= Frederick Boothby =

Scottish political activist (1909-1979)

Major Frederick Alexander Colquhoun Boothby (1 September 1909 – 27 February 1979) was a Scottish nationalist military and paramilitary leader.

==Early life==
The cousin of Conservative MP Bob Boothby, Frederick Boothby served in the British Army during World War II, where he led the No.1 Liaison Team in Kalawsk (now known as Węgliniec). Andrew Murray Scott and Iain Macleay claim that he also served in counter-intelligence. He left the Army in 1953, at the rank of captain, but was granted the honorary rank of major in the Army Reserve.

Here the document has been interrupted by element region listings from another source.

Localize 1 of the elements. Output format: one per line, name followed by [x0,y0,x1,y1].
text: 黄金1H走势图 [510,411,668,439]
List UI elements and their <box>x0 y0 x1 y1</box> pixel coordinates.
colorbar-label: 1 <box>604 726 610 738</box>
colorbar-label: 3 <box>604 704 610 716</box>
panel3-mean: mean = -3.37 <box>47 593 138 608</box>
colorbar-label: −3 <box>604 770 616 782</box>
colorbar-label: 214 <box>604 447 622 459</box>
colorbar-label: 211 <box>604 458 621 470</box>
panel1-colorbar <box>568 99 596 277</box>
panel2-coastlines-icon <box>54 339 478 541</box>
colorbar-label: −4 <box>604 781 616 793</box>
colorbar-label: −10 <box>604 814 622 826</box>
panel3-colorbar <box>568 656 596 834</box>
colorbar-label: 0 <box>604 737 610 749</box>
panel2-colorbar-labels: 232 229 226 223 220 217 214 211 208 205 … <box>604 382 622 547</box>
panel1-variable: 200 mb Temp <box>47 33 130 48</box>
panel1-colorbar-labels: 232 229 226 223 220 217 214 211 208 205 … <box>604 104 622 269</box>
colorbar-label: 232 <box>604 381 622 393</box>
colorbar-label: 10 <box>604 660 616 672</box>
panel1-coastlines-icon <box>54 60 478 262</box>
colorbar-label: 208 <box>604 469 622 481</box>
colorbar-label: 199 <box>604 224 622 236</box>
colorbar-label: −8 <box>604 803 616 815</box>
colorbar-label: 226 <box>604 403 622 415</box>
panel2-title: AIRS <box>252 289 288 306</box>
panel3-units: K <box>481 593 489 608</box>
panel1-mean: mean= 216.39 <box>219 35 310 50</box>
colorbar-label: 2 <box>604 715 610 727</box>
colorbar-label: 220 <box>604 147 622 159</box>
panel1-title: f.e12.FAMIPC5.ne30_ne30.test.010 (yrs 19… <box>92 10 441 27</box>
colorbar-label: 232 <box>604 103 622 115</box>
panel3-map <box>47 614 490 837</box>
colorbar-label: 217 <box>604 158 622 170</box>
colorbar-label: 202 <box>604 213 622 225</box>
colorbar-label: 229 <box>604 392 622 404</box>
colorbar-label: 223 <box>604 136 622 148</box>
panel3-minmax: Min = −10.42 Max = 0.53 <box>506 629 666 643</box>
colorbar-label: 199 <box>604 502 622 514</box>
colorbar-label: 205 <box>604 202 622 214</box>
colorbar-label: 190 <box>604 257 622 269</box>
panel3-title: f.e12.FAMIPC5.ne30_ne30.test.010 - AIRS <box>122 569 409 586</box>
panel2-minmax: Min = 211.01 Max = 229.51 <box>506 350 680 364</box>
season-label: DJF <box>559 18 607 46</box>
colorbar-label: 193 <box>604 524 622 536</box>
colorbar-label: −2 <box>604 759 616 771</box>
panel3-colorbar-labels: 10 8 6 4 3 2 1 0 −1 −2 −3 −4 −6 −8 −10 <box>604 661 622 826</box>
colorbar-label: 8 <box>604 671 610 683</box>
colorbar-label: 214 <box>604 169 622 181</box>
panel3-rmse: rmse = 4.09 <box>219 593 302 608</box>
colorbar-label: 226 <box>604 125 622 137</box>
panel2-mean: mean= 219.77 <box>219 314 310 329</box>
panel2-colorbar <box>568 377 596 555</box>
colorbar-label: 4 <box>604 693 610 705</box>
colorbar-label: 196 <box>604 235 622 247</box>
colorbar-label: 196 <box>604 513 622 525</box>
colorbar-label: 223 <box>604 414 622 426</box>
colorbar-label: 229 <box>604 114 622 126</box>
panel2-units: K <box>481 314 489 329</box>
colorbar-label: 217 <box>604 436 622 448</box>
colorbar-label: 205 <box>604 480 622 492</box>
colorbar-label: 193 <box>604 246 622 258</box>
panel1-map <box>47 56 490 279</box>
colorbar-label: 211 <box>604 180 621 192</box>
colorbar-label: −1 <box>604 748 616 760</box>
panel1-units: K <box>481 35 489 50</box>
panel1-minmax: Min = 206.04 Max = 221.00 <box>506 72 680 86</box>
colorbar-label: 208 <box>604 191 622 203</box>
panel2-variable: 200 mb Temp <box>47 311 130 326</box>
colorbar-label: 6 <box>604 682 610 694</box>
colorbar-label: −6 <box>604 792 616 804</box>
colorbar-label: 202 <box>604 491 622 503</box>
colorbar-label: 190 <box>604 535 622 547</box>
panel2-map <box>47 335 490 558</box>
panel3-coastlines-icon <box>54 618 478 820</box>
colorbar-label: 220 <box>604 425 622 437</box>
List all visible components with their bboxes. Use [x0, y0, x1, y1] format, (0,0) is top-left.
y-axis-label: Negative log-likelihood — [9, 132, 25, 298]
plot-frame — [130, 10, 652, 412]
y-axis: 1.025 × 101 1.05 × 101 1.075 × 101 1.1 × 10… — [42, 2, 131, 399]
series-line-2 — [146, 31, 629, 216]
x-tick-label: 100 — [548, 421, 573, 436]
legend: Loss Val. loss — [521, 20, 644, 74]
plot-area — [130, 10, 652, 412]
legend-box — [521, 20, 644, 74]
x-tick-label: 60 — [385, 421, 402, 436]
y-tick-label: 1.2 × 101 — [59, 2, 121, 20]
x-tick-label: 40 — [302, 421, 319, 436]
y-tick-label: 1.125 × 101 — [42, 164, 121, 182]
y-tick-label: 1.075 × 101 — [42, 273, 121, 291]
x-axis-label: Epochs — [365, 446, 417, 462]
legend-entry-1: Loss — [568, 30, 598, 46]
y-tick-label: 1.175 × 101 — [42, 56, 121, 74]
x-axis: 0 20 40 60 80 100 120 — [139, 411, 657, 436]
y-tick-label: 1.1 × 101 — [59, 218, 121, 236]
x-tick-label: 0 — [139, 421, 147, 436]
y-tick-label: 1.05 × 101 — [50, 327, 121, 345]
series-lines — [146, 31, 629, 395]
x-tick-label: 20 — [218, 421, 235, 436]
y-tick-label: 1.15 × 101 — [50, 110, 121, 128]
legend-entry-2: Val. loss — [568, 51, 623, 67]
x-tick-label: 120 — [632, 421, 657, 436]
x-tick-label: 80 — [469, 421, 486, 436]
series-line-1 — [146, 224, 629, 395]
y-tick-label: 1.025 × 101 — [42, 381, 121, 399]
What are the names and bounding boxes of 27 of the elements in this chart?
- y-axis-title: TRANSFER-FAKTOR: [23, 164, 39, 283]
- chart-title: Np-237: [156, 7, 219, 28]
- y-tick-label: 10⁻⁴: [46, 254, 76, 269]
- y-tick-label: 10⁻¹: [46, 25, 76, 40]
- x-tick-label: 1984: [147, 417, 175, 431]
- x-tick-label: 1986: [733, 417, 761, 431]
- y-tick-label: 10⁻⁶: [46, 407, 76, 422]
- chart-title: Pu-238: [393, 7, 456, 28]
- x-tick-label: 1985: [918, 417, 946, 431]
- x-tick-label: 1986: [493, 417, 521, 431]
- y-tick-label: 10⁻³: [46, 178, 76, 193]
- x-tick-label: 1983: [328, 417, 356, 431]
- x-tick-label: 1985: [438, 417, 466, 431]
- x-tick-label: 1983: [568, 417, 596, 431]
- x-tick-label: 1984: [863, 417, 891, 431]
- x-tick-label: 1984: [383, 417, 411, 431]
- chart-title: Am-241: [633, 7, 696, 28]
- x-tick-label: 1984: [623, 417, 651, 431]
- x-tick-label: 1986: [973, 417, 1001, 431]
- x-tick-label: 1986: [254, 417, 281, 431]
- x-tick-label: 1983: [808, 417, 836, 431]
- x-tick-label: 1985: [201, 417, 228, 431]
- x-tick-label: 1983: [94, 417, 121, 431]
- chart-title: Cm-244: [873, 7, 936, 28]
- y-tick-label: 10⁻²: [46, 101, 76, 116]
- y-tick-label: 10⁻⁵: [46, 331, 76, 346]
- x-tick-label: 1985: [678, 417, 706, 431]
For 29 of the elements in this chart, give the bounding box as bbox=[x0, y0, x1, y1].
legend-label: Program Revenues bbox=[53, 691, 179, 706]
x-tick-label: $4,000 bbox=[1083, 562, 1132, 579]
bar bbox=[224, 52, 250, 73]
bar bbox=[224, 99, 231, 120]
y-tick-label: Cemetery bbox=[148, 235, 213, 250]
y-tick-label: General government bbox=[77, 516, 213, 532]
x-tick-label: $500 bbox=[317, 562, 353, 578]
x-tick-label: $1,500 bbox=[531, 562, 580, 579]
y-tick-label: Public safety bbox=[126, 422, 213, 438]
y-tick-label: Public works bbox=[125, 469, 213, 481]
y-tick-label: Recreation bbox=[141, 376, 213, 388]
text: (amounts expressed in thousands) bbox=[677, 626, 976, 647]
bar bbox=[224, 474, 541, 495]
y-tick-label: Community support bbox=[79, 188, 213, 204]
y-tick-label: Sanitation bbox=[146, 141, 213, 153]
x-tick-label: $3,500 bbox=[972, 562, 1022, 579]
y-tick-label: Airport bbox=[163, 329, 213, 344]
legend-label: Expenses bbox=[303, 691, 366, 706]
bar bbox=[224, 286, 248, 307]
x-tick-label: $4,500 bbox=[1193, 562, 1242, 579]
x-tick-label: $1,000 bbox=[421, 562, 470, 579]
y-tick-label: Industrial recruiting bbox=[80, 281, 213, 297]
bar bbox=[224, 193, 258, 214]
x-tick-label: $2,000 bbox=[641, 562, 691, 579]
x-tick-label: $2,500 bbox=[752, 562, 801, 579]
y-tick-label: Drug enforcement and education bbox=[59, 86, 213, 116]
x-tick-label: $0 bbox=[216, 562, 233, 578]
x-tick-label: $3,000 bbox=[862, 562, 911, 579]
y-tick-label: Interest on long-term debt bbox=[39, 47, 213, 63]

Following the war, Boothby moved to Hertfordshire where he became involved in the local folklore group. However, rumours about rituals taking place on his property involving naked youths and blood rites received publicity in the national press, and he abruptly moved to Broughton in the Scottish Borders.

==Scottish nationalism==
Boothby became a keen Scottish nationalist, and in 1963 launched his own newsletter, Sgian Dubh. He was a founder of the 1320 Club in 1967, initially with the title "organiser", and was soon appointed as its secretary. The club united radical nationalists, including Hugh MacDiarmid, Oliver Brown, Wendy Wood and Douglas Young. However, Boothby was unique among its members in calling for a "Scottish Liberation Army", and it was these calls which led the Scottish National Party to prohibit its members from also joining the 1320 Club.

==Paramilitary activity==
Without the knowledge of the 1320 Club's other members, Boothby formed the "Army of the Provisional Government". He took advice from Matt Lygate of the Workers Party of Scotland; Lygate did not become involved, perhaps because Boothby's other political views tended towards the far right, but Lygate publicly defended the paramilitary activities of Boothby's group. Initially, the group had little substance, and confined its activities to hoax bomb threats and throwing bricks through windows, but in 1975 it conducted bombings at electricity pylons and oil pipelines. This ran the group's funds dry, and members attempted a bank robbery to obtain more cash. This was a disaster; the bank they attempted to rob was closed, and Boothby was arrested. He was convicted of conspiracy, and received a sentence of three years, considered surprisingly light.

Doubts have arisen over whether Boothby was a double-agent working for the British secret service at the time of his paramilitary activity. As early as 1972, MacDiarmid wrote in the 1320 Club's magazine "...if Boothby is playing a double-game, he must be exposed and got rid of".